A lista de fabricantes de origem brasileira é extensa e salpicada por histórias nebulosas, personagens idealistas e carros ora geniais, ora grotescos. Nesta peculiar e ímpar seara, nenhuma empresa foi tão bem-sucedida quanto a Troller, que dada sua trajetória se descola da imagem de fabricante de modelos fora-de-série.
Mas, lá em 1994, fundada pelo engenheiro cearense Rogério Farias em Horizonte, a 40 quilômetros de Fortaleza, a Troller era apenas uma fabricante de jipes (quase cópias do Jeep Wrangler) que não passava de quatro exemplares por mês, destinados a campeonatos de rali - que serviam como laboratório para o desenvolvimento do utilitário.
Em 1997, já com o empresário Mário Araripe na empreitada, a Troller dá início à produção em série com o RF Sport, em princípio equipado com um motor 1.8 antes do 2.0 de 110 cv, estreante no ano seguinte.
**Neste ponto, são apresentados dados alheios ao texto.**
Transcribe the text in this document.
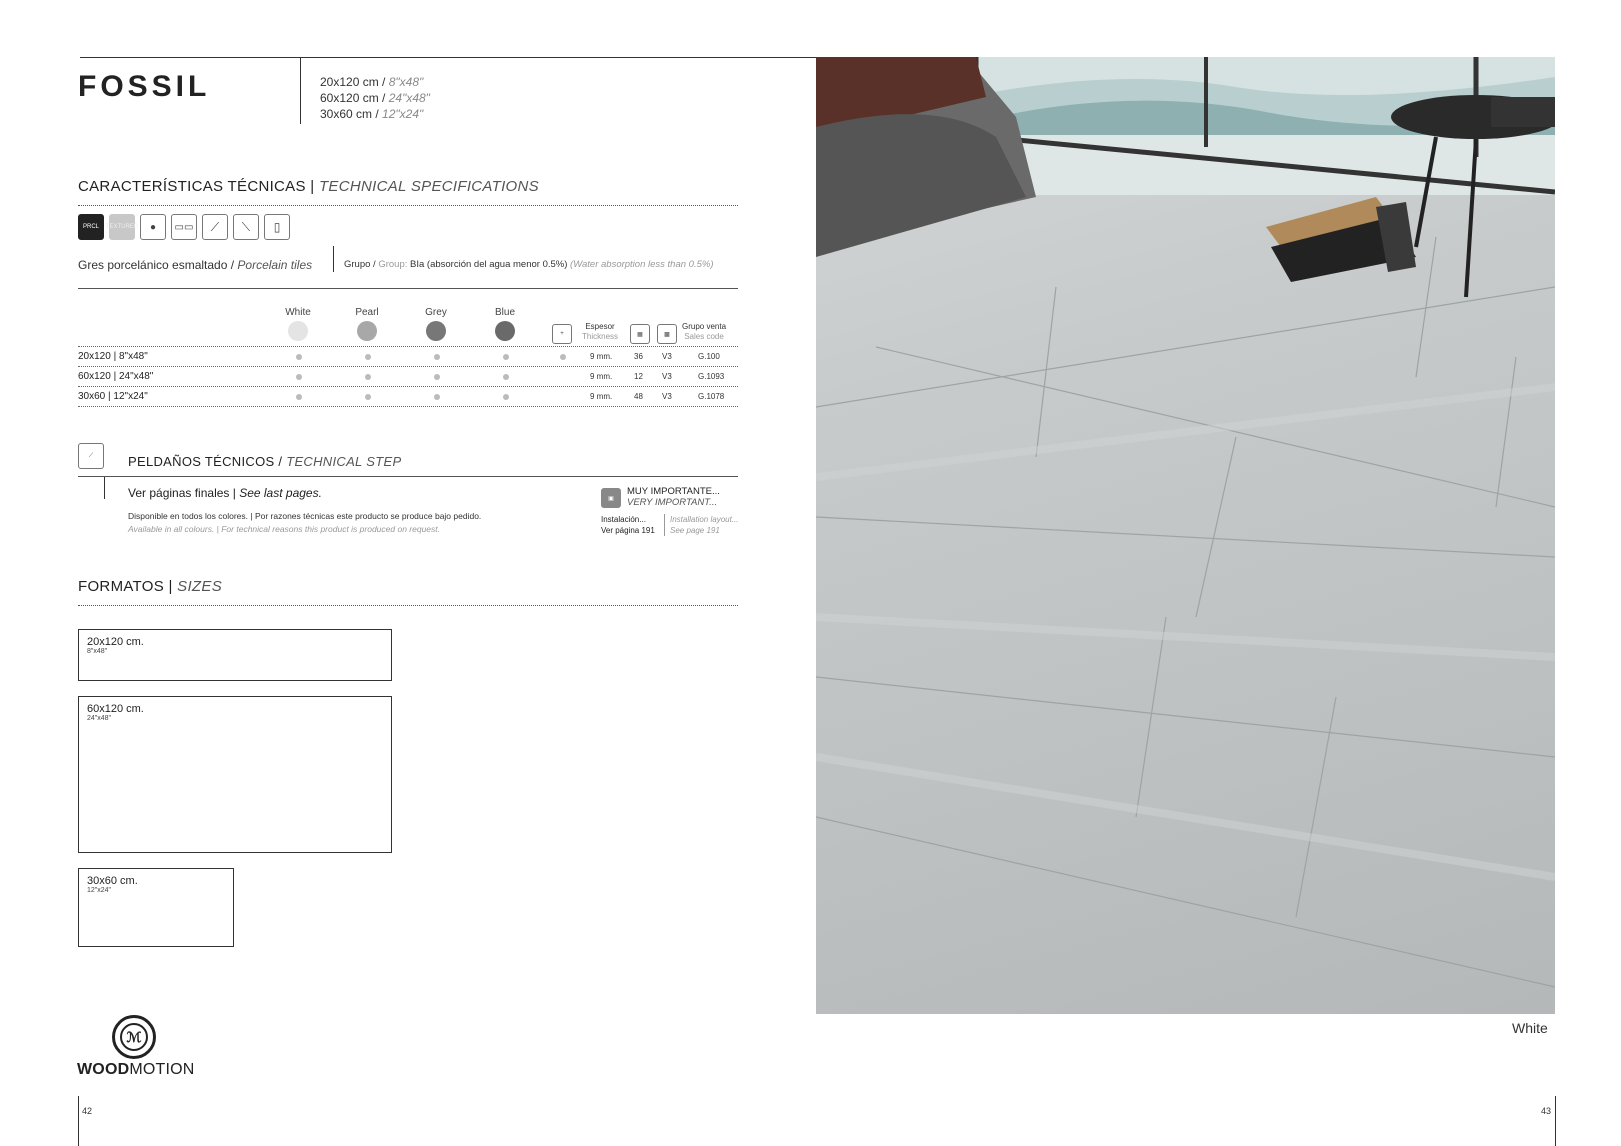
FOSSIL	20x120 cm / 8"x48"
60x120 cm / 24"x48"
30x60 cm / 12"x24"
CARACTERÍSTICAS TÉCNICAS | TECHNICAL SPECIFICATIONS
PRCL	TEXTURED ● ▭▭ ⟋ ⟍ ▯
Gres porcelánico esmaltado / Porcelain tiles	Grupo / Group: BIa (absorción del agua menor 0.5%) (Water absorption less than 0.5%)
White	Pearl	Grey	Blue
+
Espesor
Thickness	▦	▩
Grupo venta
Sales code
20x120 | 8"x48"	9 mm.	36 V3	G.100
60x120 | 24"x48"	9 mm.	12 V3	G.1093
30x60 | 12"x24"	9 mm.	48 V3	G.1078
⟋	PELDAÑOS TÉCNICOS / TECHNICAL STEP
Ver páginas finales | See last pages.
Disponible en todos los colores. | Por razones técnicas este producto se produce bajo pedido.
Available in all colours. | For technical reasons this product is produced on request.
▣
MUY IMPORTANTE...
VERY IMPORTANT...
Instalación...
Ver página 191
Installation layout...
See page 191
FORMATOS | SIZES
20x120 cm.
8"x48"
60x120 cm.
24"x48"
30x60 cm.
12"x24"
ℳ
WOODMOTION
42	43
White
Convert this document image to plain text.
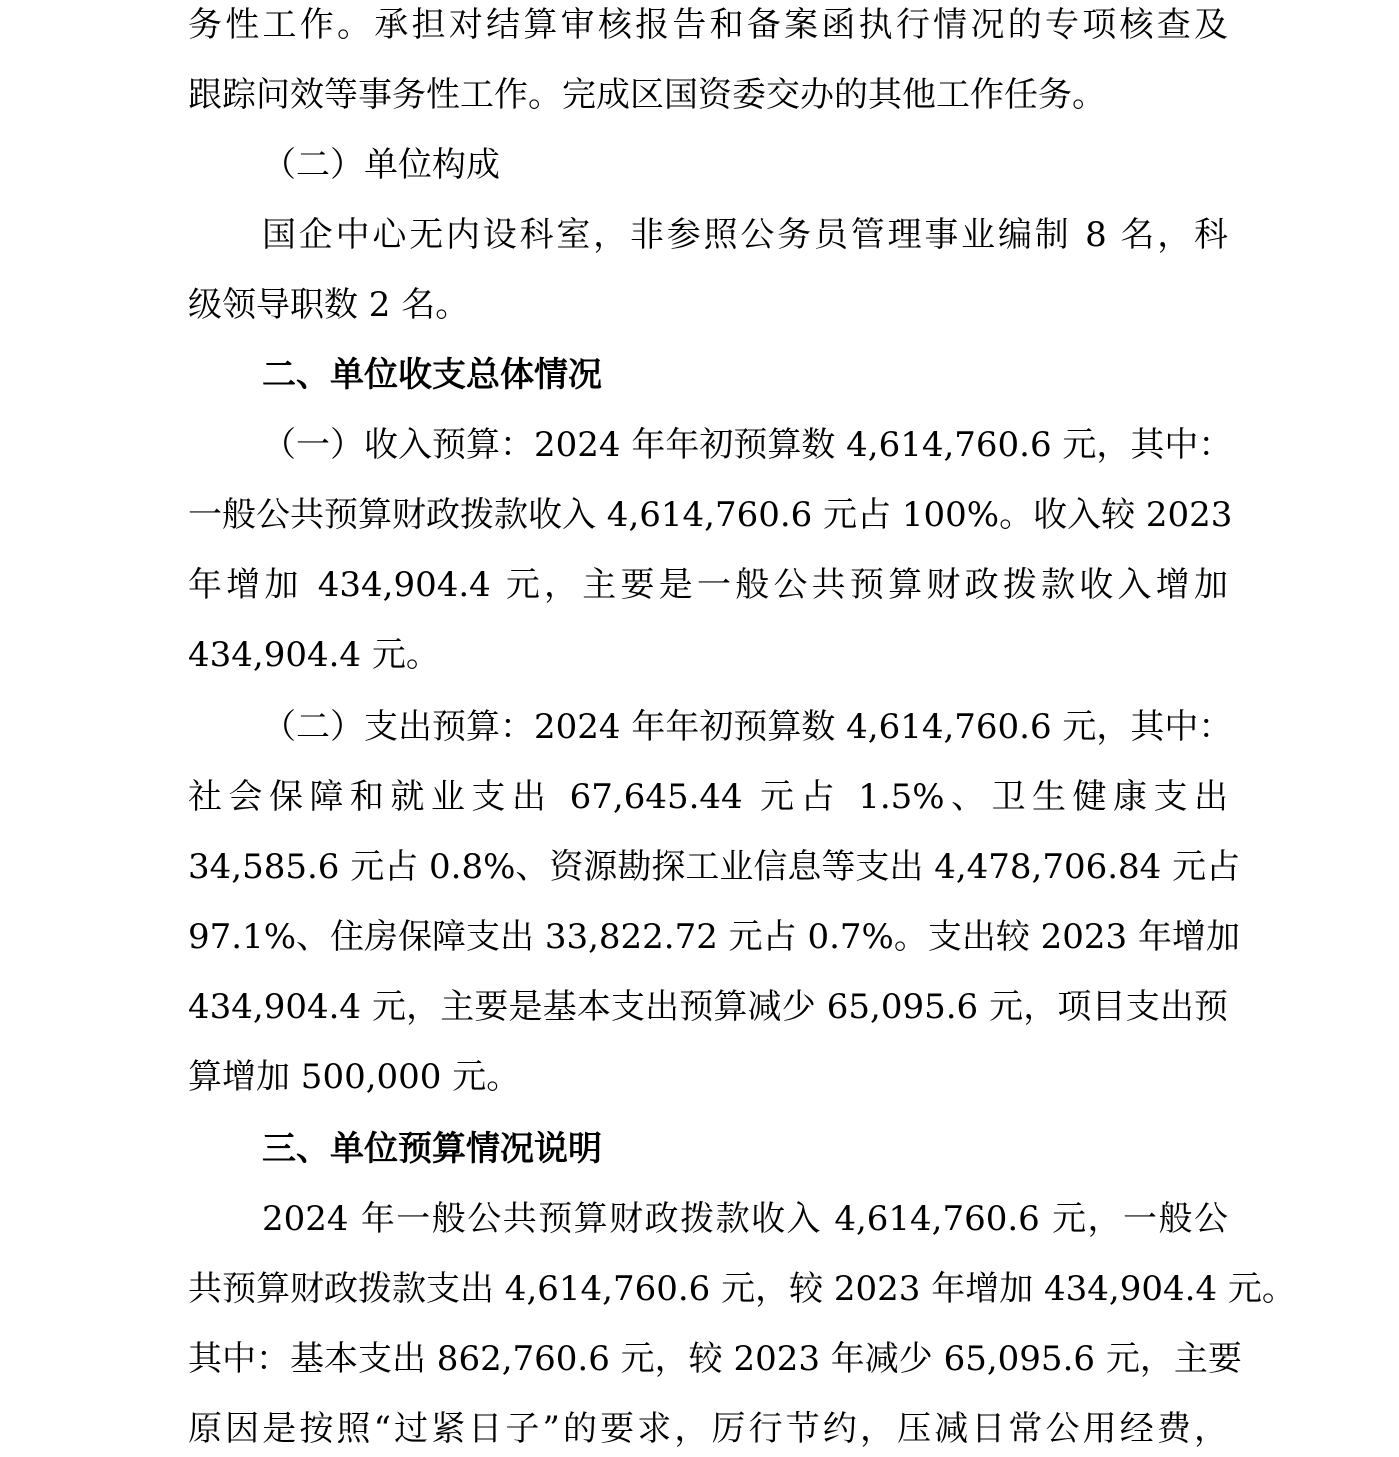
务性工作。承担对结算审核报告和备案函执行情况的专项核查及
跟踪问效等事务性工作。完成区国资委交办的其他工作任务。
（二）单位构成
国企中心无内设科室，非参照公务员管理事业编制 8 名，科
级领导职数 2 名。
二、单位收支总体情况
（一）收入预算：2024 年年初预算数 4,614,760.6 元，其中：
一般公共预算财政拨款收入 4,614,760.6 元占 100%。收入较 2023
年增加 434,904.4 元，主要是一般公共预算财政拨款收入增加
434,904.4 元。
（二）支出预算：2024 年年初预算数 4,614,760.6 元，其中：
社会保障和就业支出 67,645.44 元占 1.5%、卫生健康支出
34,585.6 元占 0.8%、资源勘探工业信息等支出 4,478,706.84 元占
97.1%、住房保障支出 33,822.72 元占 0.7%。支出较 2023 年增加
434,904.4 元，主要是基本支出预算减少 65,095.6 元，项目支出预
算增加 500,000 元。
三、单位预算情况说明
2024 年一般公共预算财政拨款收入 4,614,760.6 元，一般公
共预算财政拨款支出 4,614,760.6 元，较 2023 年增加 434,904.4 元。
其中：基本支出 862,760.6 元，较 2023 年减少 65,095.6 元，主要
原因是按照“过紧日子”的要求，厉行节约，压减日常公用经费，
No interior, volante de Gol e bancos em couro.
Três anos depois, o T4 ganhava um motor a diesel (MWM 2.8 turbo), mais adequado a um utilitário do seu naipe. E assim o jipe cearense seguia ganhando mercado e fãs e recebendo melhorias no decorrer dos anos: capota de fibra, DVD, travas e vidros elétricos, ajustes na suspensão, entre outros aprimoramentos.
Algumas versões especiais surgiram no caminho. Como a Expedition, limitada a 100 unidades e equipada com bagageiro, capa de estepe personalizada e um souvenir pitoresco: o comprador ganhava uma jaqueta com as cores da edição especial (amarelo e cinza) bordada com seu nome e tipo sanguíneo. Outra versão especial foi a Desert Storm, de 2011.
Até que em 2007 a Ford comprou a Troller - por R$ 500 milhões, especula-se. Para muitos, o interesse estava não no carro, mas sim nos incentivos fiscais cedidos à Troller na condição de empresa nordestina, o que beneficiaria a planta da Ford em Camaçari, na Bahia.
O que a marca norte-americana fez na sequencia foi modernizar a planta de Horizonte, o que resultou em 500 novas peças e interior renovado para o Troller.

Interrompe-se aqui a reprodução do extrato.